Miradouro da Catedral, a partir do Parque da Alameda
Viver e Sentir Santiago ... cidade mágica, na tarde de 22 de Maio de 2021
Aproximava-se a hora da despedida ... mas o fim de um Caminho é só o início de outro. "Não é um adeus, irmãos ... é só um até breve ". No dia seguinte, domingo, seria o regresso a casa ... e até o regresso foi diferente: depois de cinco anos a regressar de autocarro da ALSA, viemos para casa com a FlixBus ... a partir da novíssima Estação Intermodal de Santiago ... inaugurada na véspera!
23.Maio.2021, 9h00 - Partida da novíssima Estação Intermodal de Santiago
Não é um adeus, irmãos ... é só um até breve!

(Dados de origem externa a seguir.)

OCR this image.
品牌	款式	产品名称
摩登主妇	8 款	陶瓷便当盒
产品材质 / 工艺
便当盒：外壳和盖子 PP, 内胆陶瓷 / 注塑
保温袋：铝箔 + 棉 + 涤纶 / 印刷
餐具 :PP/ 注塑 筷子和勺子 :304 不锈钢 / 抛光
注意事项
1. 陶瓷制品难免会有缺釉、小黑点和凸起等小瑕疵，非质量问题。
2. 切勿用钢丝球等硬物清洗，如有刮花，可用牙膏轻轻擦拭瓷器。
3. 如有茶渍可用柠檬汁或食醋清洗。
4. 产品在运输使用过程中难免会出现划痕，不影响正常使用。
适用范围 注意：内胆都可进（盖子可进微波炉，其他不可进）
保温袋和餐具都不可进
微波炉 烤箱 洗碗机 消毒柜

Ria de Vigo, 10h15 - Ao fundo as Ilhas Cíes
Porto e o rio Douro, 12h35
Serra de Montejunto, 15h15 ... estávamos quase em casa...
Este foi o Caminho do meu renascer ... o expurgar dos meus fantasmas ... o arrumar das fragas e pragas que me atiraram ao Caminho, que tinha que ultrapassar ... que ultrapassei 🌿🕊️
Em tempos ainda de pandemia, claro que também a esse nível este Caminho foi diferente, muito para além da necessidade do uso da máscara. Senti a falta, essencialmente ... das ceias comunitárias, do maior convívio e troca de experiências e vivências com outros peregrinos de nacionalidades as mais diversas, como era habitual na "era pré-covid". Mas, apesar de tudo, o Caminho vai retomando a sua imagem; encontrei mais peregrinos do que imaginava, nesta fase ... e o amanhã será seguramente melhor! Dos vários peregrinos que conhecemos, destaco essencialmente o grupo de 4 portugueses que mais vezes nos encontrámos e com quem vivemos, entre outros, os momentos da "Mesa de Pedra". Ana, Joana, Dário e Mammy Maria Luísa ... Bom Caminho ... Bons Caminhos!
Não sei quando nem com quem será o meu próximo Caminho ... contigo ... sozinho ... com quem o destino quiser. Mas a ti, que fizeste deste o teu primeiro Caminho de Santiago ... dizer obrigado é pouco, muito pouco! Foste e és uma pequena/grande Peregrina, que, além deste, me acompanha no maior e principal Caminho: o da Vida! Ultreïa! 🙏💞
(Escrito e composto em casa, a 29 de Maio)
(Clique na faixa Franciscana, à esquerda, para ver o álbum completo de Fotos)
Clique para ver o percurso no Wikiloc 
 

3 comentários:

Maria Eulália Callixto disse...

O Caminho Português foi uma vivência que me marcou para toda a vida.
No Caminho a dois aprende-se a meditar e a conhecermo-nos melhor um ao outro e a nós próprios.
Obrigada!

joaquim Gomes disse...

Acompanhei a vossa aventura deste lado.....gostei muito do que li e senti.....achei fantástico .....parabéns pelo vosso exemplo de vida e partilha....

Margarete disse...

Foi muito bom seguir-vos através deste relato tão pormenorizado e sentido. Parabéns aos dois.